Han pasado muchos años, nada menos que cincuenta, pero desde entonces guardo un grato y entrañable recuerdo de aquellos sufridos y dignos aprendices. De todos ellos, hay un nombre que se ha mantenido especialmente grabado a lo largo de todo este tiempo, el de Celso Otero Longueira, quien, durante el período que disfruté de su compañía, me otorgó un trato sumamente afable y afectuoso, haciendo gala de lo que entonces me parecía una gran madurez, impregnada de un barniz de nostalgia. Celso transmitía una aureola de seguridad y sosiego, absolutamente impropios de su edad, aunque esa visión pueda estar algo distorsionada por el prisma infantil. 

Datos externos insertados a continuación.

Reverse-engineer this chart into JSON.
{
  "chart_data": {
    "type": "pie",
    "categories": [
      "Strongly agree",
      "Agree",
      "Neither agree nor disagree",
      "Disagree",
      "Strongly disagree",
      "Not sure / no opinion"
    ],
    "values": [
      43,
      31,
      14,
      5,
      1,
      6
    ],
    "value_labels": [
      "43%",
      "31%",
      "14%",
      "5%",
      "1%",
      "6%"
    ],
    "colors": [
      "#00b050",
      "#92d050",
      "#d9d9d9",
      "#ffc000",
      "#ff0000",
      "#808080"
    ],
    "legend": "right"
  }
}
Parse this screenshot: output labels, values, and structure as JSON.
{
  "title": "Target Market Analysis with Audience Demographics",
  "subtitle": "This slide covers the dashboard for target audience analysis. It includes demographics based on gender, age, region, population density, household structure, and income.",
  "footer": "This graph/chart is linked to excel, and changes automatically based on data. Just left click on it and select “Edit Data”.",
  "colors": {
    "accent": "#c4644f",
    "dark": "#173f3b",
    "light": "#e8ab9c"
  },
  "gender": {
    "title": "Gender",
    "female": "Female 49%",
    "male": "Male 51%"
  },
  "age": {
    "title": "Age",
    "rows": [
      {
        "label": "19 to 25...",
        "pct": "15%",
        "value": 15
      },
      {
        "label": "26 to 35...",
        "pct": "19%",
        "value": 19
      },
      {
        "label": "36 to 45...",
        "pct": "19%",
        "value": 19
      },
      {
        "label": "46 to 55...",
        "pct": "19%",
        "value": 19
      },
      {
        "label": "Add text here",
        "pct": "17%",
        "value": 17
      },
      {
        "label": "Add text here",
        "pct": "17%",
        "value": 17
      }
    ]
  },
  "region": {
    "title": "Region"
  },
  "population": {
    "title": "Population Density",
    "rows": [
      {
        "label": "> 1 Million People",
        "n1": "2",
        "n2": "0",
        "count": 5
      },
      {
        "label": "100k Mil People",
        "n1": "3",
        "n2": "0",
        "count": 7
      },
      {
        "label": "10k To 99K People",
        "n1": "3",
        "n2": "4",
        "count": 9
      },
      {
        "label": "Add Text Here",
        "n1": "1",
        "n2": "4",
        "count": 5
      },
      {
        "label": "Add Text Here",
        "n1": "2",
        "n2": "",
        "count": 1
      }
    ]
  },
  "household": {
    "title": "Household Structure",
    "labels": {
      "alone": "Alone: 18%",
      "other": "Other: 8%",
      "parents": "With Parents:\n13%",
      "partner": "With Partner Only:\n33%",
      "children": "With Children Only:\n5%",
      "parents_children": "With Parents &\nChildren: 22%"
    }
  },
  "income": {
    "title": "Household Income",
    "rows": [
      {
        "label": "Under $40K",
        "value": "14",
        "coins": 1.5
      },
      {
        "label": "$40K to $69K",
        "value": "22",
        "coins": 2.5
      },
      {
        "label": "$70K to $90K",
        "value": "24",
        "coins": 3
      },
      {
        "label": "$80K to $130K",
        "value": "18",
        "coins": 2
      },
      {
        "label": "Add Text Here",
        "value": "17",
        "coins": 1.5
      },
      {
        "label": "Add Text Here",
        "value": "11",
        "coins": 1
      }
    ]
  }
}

Cuando retornó a su Galicia natal, sentí una pérdida dolorosa. Nunca después he vuelto a tener noticias de él. Hace algunos años, en un arrebato por recuperar los signos de la memoria, traté infructuosamente de encontrar su rastro, empeño que, ante el vacío de décadas, inevitablemente generaba una sensación de vértigo. A pesar de todo, hoy, medio siglo después, el recuerdo y la gratitud hacia aquel semihéroe discreto y tranquilo, con su halo de tristeza, siguen vivos. El ayer, distante e inaccesible, queda ahora sumido en la neblina, pero, si nos esforzamos, aún pueden percibirse algunas luces que tenuamente lo iluminan.